Maury County business and community leaders are coming together to revitalize their downtown districts.
From the aroma of freshly roasted coffees and the taste of rich Southern cuisine to the nostalgic sound of vinyl records and displays of merchandise inside local shops, an eclectic mix of old and new gives visitors in downtown Columbia plenty to engage the senses.
A stroll through Columbia’s historic downtown unveils a bustling haven of new and established retail shops, delectable local eateries, live entertainment venues and specialty stores, along with beautifully restored historic buildings, well-paved streets and sidewalks, public fountains and a greenway. The idyllic setting is a “result of long-term master planning and implementation by local government and business leaders who work together,” says Columbia Main Street Director Kristi Martin.
Best known outside the area for being the site of the ancestral home of 11th U.S. President James K. Polk, downtown Columbia attracts a steady stream of tourists to the home, its gardens and its Presidential Hall museum. But Columbia’s revitalized downtown is also drawing traffic for its growing rows of shops and stores.
Popular stops include The Old Curiosity Bookshop, Wall Candy, A Balloon Shop, Ted’s Sporting Goods, The Wheel bicycle shop, Christy’s 6th Street Restaurant, Square Market & Cafe, and the aMuse’um for children.
Enhancing the downtown experience is the nearly 1-mile River Walk along the Duck River. It begins with a walking trail at the Public Square, extending to a park and farmers market. A new centerpiece of the River Walk is a ornate fountain, constructed with funds contributed by local businesses through the Columbia Downtown Business and Professionals Association.
Welcoming for Businesses
With new activity flourishing downtown, it’s no wonder Columbia’s downtown has become a magnet for entrepreneurs.
“What we have seen over the past few years are entrepreneurs looking for unique places like our downtown,” Martin says. “They want to be a part of the community. They are bringing a renewed energy and creativity to the downtown, with stores like Puckett’s Grocery, Variety Records and Muletown Coffee.”
Chris Weninegar and partners recently opened Muletown Roasted Coffee in Columbia’s downtown, where they roast all their own coffee for the shop and other shops as well.
“We thought the downtown had loads of potential and natural charm,” Weninegar says. “We fell in love with the River Walk. For us, this was the only option. There is such a good vision for the downtown – so much history and character.
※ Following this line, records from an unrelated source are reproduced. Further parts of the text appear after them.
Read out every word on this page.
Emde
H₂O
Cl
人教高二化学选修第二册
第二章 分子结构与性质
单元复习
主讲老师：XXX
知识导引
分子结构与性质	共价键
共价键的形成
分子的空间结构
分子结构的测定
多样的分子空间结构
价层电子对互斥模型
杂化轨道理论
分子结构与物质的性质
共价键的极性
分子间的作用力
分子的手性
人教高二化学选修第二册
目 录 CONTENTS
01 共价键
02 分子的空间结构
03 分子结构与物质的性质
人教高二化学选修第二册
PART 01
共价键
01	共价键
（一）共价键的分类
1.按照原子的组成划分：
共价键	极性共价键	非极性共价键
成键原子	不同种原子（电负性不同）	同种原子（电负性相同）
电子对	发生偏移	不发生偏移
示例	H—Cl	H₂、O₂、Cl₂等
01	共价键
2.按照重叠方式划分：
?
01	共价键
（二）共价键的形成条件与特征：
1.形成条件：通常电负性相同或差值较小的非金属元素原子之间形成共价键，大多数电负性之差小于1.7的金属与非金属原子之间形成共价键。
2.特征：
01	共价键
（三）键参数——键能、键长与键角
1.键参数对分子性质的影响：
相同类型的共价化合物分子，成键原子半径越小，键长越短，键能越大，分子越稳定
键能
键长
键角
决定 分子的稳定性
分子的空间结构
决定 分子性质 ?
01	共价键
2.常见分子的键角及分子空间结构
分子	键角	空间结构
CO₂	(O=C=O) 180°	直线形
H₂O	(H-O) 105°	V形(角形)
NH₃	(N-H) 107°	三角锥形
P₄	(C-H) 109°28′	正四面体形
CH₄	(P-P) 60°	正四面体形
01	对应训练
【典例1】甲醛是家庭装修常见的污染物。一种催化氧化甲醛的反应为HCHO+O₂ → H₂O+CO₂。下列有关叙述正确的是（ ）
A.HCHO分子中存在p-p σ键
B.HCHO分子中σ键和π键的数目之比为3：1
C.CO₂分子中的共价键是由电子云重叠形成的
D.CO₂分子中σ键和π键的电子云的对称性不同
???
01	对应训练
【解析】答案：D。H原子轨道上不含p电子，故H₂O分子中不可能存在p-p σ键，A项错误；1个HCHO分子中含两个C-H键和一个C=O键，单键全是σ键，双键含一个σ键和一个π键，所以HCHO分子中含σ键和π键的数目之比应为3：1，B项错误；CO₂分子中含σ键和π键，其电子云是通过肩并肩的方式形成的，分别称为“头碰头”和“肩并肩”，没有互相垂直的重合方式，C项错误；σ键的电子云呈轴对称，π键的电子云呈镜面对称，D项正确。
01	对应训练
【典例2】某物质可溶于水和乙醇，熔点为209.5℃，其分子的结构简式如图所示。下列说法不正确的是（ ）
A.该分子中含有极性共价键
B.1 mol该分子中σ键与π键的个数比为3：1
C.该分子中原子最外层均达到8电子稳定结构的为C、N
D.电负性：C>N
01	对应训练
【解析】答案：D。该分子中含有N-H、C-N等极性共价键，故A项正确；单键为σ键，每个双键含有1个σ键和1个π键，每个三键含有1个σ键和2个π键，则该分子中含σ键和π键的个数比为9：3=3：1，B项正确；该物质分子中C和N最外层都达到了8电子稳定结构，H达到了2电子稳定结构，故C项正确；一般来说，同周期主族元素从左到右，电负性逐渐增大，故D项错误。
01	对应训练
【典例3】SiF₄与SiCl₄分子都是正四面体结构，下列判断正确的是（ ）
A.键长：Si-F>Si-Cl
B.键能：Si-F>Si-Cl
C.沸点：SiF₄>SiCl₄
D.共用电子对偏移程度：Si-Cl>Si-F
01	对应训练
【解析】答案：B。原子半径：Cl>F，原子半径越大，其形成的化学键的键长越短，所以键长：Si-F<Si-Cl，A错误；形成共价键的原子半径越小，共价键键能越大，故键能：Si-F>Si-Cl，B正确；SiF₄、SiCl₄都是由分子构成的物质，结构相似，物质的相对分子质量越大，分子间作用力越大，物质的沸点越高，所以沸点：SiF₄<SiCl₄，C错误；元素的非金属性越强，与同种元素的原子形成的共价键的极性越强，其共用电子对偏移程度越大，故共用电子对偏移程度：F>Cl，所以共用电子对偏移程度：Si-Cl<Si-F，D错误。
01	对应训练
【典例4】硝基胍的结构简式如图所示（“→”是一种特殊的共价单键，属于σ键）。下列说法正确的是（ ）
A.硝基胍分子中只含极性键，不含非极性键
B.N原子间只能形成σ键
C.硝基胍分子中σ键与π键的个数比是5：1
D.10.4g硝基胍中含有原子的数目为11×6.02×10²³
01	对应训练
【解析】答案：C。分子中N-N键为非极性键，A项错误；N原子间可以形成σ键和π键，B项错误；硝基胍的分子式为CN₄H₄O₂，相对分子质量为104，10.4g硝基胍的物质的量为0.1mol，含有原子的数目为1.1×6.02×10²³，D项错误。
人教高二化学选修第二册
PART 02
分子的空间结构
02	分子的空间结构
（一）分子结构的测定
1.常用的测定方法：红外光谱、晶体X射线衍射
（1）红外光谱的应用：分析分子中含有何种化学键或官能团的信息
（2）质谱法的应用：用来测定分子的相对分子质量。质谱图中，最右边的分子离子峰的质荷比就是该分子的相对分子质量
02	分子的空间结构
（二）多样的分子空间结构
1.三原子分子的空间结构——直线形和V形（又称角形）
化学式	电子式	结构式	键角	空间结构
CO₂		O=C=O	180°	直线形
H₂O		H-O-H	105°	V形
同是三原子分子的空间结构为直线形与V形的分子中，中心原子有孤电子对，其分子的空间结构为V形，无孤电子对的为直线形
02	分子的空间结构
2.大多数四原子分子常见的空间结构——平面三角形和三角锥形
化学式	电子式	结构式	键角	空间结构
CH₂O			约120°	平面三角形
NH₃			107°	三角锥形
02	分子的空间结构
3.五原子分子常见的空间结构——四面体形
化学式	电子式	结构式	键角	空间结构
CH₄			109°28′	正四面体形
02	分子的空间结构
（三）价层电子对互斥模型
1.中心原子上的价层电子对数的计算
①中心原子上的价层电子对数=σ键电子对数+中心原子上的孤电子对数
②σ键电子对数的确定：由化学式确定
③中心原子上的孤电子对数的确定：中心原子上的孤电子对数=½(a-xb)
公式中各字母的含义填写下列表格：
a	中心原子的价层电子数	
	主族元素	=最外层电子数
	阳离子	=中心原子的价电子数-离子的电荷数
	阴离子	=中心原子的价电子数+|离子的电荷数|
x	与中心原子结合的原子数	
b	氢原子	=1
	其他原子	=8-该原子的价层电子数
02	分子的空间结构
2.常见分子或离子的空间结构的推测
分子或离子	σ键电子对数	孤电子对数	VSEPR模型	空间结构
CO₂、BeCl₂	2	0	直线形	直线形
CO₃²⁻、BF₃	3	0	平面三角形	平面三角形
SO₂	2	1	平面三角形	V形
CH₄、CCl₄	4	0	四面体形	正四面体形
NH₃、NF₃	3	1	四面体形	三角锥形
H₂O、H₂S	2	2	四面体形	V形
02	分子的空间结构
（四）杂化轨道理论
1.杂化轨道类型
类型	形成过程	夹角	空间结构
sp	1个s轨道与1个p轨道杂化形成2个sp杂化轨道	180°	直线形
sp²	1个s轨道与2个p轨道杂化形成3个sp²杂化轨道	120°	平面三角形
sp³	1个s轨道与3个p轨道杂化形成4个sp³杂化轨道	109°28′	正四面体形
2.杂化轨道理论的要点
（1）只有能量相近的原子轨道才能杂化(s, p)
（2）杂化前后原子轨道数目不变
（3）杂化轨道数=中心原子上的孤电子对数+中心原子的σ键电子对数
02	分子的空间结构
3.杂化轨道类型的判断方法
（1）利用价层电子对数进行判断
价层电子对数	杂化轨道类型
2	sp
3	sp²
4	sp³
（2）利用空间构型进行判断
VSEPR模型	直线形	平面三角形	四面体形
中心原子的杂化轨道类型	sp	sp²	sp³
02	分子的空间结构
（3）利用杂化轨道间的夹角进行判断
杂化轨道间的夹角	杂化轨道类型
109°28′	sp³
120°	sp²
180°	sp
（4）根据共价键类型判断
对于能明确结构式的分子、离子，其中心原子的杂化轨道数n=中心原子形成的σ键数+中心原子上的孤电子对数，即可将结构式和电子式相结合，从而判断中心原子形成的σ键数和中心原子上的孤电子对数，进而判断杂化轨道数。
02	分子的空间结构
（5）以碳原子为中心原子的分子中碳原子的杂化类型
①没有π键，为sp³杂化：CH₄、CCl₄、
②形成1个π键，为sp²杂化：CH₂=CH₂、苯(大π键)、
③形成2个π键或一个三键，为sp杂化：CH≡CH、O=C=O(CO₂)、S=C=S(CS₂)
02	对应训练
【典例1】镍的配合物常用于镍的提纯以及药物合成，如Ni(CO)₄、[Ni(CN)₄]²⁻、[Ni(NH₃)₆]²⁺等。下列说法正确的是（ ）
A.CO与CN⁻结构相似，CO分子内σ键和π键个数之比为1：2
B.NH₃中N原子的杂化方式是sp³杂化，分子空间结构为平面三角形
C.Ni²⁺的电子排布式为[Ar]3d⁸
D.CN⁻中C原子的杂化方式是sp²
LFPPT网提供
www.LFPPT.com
I can’t speak highly enough of how we were welcomed.”
Variety Records operated in downtown Columbia for years but closed in 1993. Local business owner Tim Scribner reopened the store 20 years to the day from when it closed in its original location.
“When we saw the old record store building was available, we contacted Edna Lentz, the original owner, and she was glad for us to open Variety Records, using the same name,” Scribner says. “Vinyl records are making a comeback; it’s the purest sounding music media. It’s not unusual for customers to spend hours listening and looking at records.”
The store also sells vintage stereo equipment and turntables and hosts live performances.
“It feels great to be downtown,” Scribner says. “One store attracts another; there is good synergy. It’s a benefit to the whole community.”
Columbia has seen the retail upswing in others areas as well with new clothing and gift shops like Sister Kate’s as well as existing ones like Itty Bitty Children’s Boutique, Ye Peddler and Lily Jane. Also drawing crowds are Puckett’s Grocery & Restaurant, which brought its popular eatery and live music venue chain downtown in 2013, and Columbia Health Foods, which recently expanded into new downtown space.
Contributing to the revitalization locally is redevelopment of residential properties. The downtown square has eight residential housing units. Columbia Housing and Redevelopment Agency is purchasing abandoned properties in distressed neighborhoods and building new affordable housing in their place.
Growth in Spring Hill, Mount Pleasant Business Districts
Other Maury County cities are also enhancing their downtown areas and business districts. The City of Mount Pleasant is collaborating with local officials and community leaders to complete a master redevelopment plan for their downtown business district.
“We have many beautiful historic brick buildings available,” says Donna Morency, director of Mount Pleasant Community Development Corporation. “We are working in partnership to develop a plan to be done in phases for infrastructure improvements and sidewalks, with projects to enhance economic development and quality of life.”
Spring Hill continues to attract new business. For three consecutive years, the city has been among the top five of “Tennessee’s Business Friendly Cities” by the Beacon Center of Tennessee. Investment also continues at The Crossings in Spring Hill, where Carmike Cinemas recently announced plans to construct a new 12-screen entertainment complex.
In Columbia, city leaders are hoping to bring more retail establishments and restaurants into the downtown district in the near future.
“We welcome other businesses; we have space available,” Columbia Main Street’s Martin says. “Our downtown is a crown with many jewels.”